一方で、冒頭の深夜徘徊のシーンには「野良犬にすらシカトされる」という悲しい描写が含まれており、イタリア基準では彼も孤独な青年であるが故にナタリアに惹かれたのかもしれない。最後はナタリアの恋人が約束の橋に現れて失恋するのだが、そこから去りゆくマリオの足元にはじゃれついてくる野良犬の姿がある。ナタリアを送り出したマリオの人間的成長を、まるで犬が認めてくれたかのようではないか。やはり人間を理解し、寄り添ってくれるのは犬なのである。

言ってしまえば、マリオが勝手に期待して勝手に裏切られているだけの悲劇とも呼べないような悲劇なのだが、夢見がちでしかなかったはずのナタリアの愛は成就し、マリオもまた「短い間でも幸せだった」と回顧している。失恋直後にそう思える人は少ないだろうが、そう思ったからこそ彼はナタリアを送り出したのではないか。振り回された挙げ句に悲しい思いをすることまで含めて人の営みとしての美しさがあるのだろう。「自分も一歩踏み出してみよう」とは思わないが(そんなことよりソーシャル・ディスタンスだ)。

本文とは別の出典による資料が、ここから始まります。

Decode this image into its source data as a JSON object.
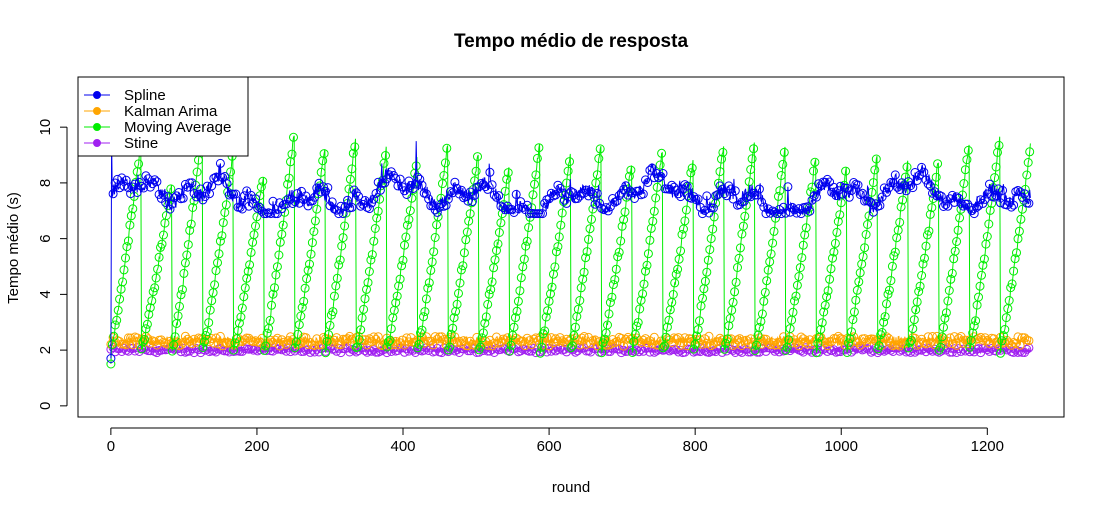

本作では比較的明るめの描写に終始しているものの、「一年後に戻ってくる男なんているわけないだろ」という文句などを長々と理屈っぽく書き連ねれば、とっても“ドストエフスキー的”になりそうな題材ではあった。彼の内面で繰り広げられる(妄想を含む)ナタリアへの想いや期待を文章にすれば、ドン引きするレベルの厄介感が極まっているはずである(霧や雪の幻想性など吹き飛ぶだろう)。ナタリアの祖母は孫のスカートをピン留めして縛り付けるという面倒な人物であり、ナタリア自身も下宿人への想いに取り憑かれて正気を失っているかのような気味悪さがある。マリオはナタリアに、ナタリアは下宿人に、どん底の中の一筋の光を感じているような危うさがあった。

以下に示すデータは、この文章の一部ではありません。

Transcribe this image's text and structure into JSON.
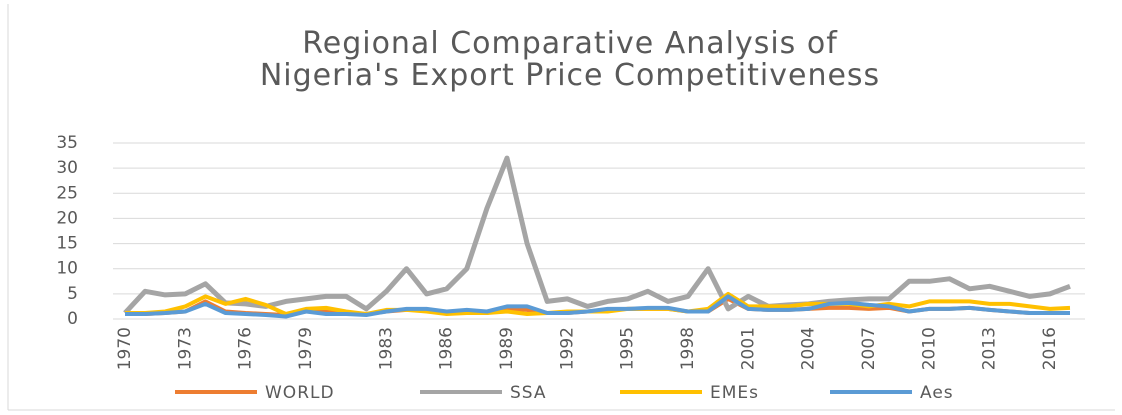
{
  "chart_data": {
    "type": "line",
    "title": "Regional Comparative Analysis of Nigeria's Export Price Competitiveness",
    "x": [
      1970,
      1971,
      1972,
      1973,
      1974,
      1975,
      1976,
      1977,
      1978,
      1979,
      1980,
      1981,
      1982,
      1983,
      1984,
      1985,
      1986,
      1987,
      1988,
      1989,
      1990,
      1991,
      1992,
      1993,
      1994,
      1995,
      1996,
      1997,
      1998,
      1999,
      2000,
      2001,
      2002,
      2003,
      2004,
      2005,
      2006,
      2007,
      2008,
      2009,
      2010,
      2011,
      2012,
      2013,
      2014,
      2015,
      2016,
      2017
    ],
    "xlim": [
      1970,
      2017
    ],
    "xticks": [
      1970,
      1973,
      1976,
      1979,
      1983,
      1986,
      1989,
      1992,
      1995,
      1998,
      2001,
      2004,
      2007,
      2010,
      2013,
      2016
    ],
    "ylim": [
      0,
      35
    ],
    "yticks": [
      0,
      5,
      10,
      15,
      20,
      25,
      30,
      35
    ],
    "grid": true,
    "legend": "bottom",
    "series": [
      {
        "name": "WORLD",
        "color": "#ed7d31",
        "values": [
          1.0,
          1.0,
          1.2,
          1.5,
          3.5,
          1.5,
          1.2,
          1.0,
          0.8,
          1.5,
          1.5,
          1.2,
          1.0,
          1.5,
          1.8,
          1.8,
          1.2,
          1.5,
          1.2,
          2.0,
          1.8,
          1.2,
          1.2,
          1.5,
          1.8,
          2.0,
          2.0,
          2.0,
          1.5,
          1.5,
          4.0,
          2.0,
          1.8,
          1.8,
          2.0,
          2.2,
          2.2,
          2.0,
          2.2,
          1.5,
          2.0,
          2.0,
          2.2,
          1.8,
          1.5,
          1.2,
          1.2,
          1.2
        ]
      },
      {
        "name": "SSA",
        "color": "#a5a5a5",
        "values": [
          1.2,
          5.5,
          4.8,
          5.0,
          7.0,
          3.2,
          3.0,
          2.5,
          3.5,
          4.0,
          4.5,
          4.5,
          2.0,
          5.5,
          10.0,
          5.0,
          6.0,
          10.0,
          22.0,
          32.0,
          15.0,
          3.5,
          4.0,
          2.5,
          3.5,
          4.0,
          5.5,
          3.5,
          4.5,
          10.0,
          2.0,
          4.5,
          2.5,
          2.8,
          3.0,
          3.5,
          3.8,
          4.0,
          4.0,
          7.5,
          7.5,
          8.0,
          6.0,
          6.5,
          5.5,
          4.5,
          5.0,
          6.5
        ]
      },
      {
        "name": "EMEs",
        "color": "#ffc000",
        "values": [
          1.2,
          1.2,
          1.5,
          2.5,
          4.5,
          3.0,
          4.0,
          2.8,
          1.0,
          2.0,
          2.2,
          1.5,
          1.0,
          1.8,
          1.8,
          1.5,
          1.0,
          1.2,
          1.2,
          1.5,
          1.0,
          1.2,
          1.5,
          1.5,
          1.5,
          2.0,
          2.0,
          2.0,
          1.5,
          2.0,
          5.0,
          2.5,
          2.5,
          2.5,
          3.0,
          3.0,
          3.0,
          2.5,
          3.0,
          2.5,
          3.5,
          3.5,
          3.5,
          3.0,
          3.0,
          2.5,
          2.0,
          2.2
        ]
      },
      {
        "name": "Aes",
        "color": "#5b9bd5",
        "values": [
          1.0,
          1.0,
          1.2,
          1.5,
          3.0,
          1.2,
          1.0,
          0.8,
          0.5,
          1.5,
          1.0,
          1.0,
          0.8,
          1.5,
          2.0,
          2.0,
          1.5,
          1.8,
          1.5,
          2.5,
          2.5,
          1.2,
          1.2,
          1.5,
          2.0,
          2.0,
          2.2,
          2.2,
          1.5,
          1.5,
          4.5,
          2.0,
          1.8,
          1.8,
          2.0,
          3.0,
          3.2,
          2.8,
          2.5,
          1.5,
          2.0,
          2.0,
          2.2,
          1.8,
          1.5,
          1.2,
          1.2,
          1.2
        ]
      }
    ]
  }
}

マリオが路上で購入していた傘の柄のような形の食べ物は何だろうか(チュロス?飴?)。道行く子供に「一口食べる?」みたいなアクションを入れるのが陽気なイタリア男的なのだが、ここでもしっかりとシカトされていた。

夜雨に打たれて風邪を引いたマリオが足湯で足を温めている。効果があるのだろうか。

ダンスバトルのシーンがある。ブレイクダンスなどのストリート文化の一つなのかと思っていたが、ヨーロッパの貴族たちも舞踏会でダンスのスキルを争っていたのだろうか。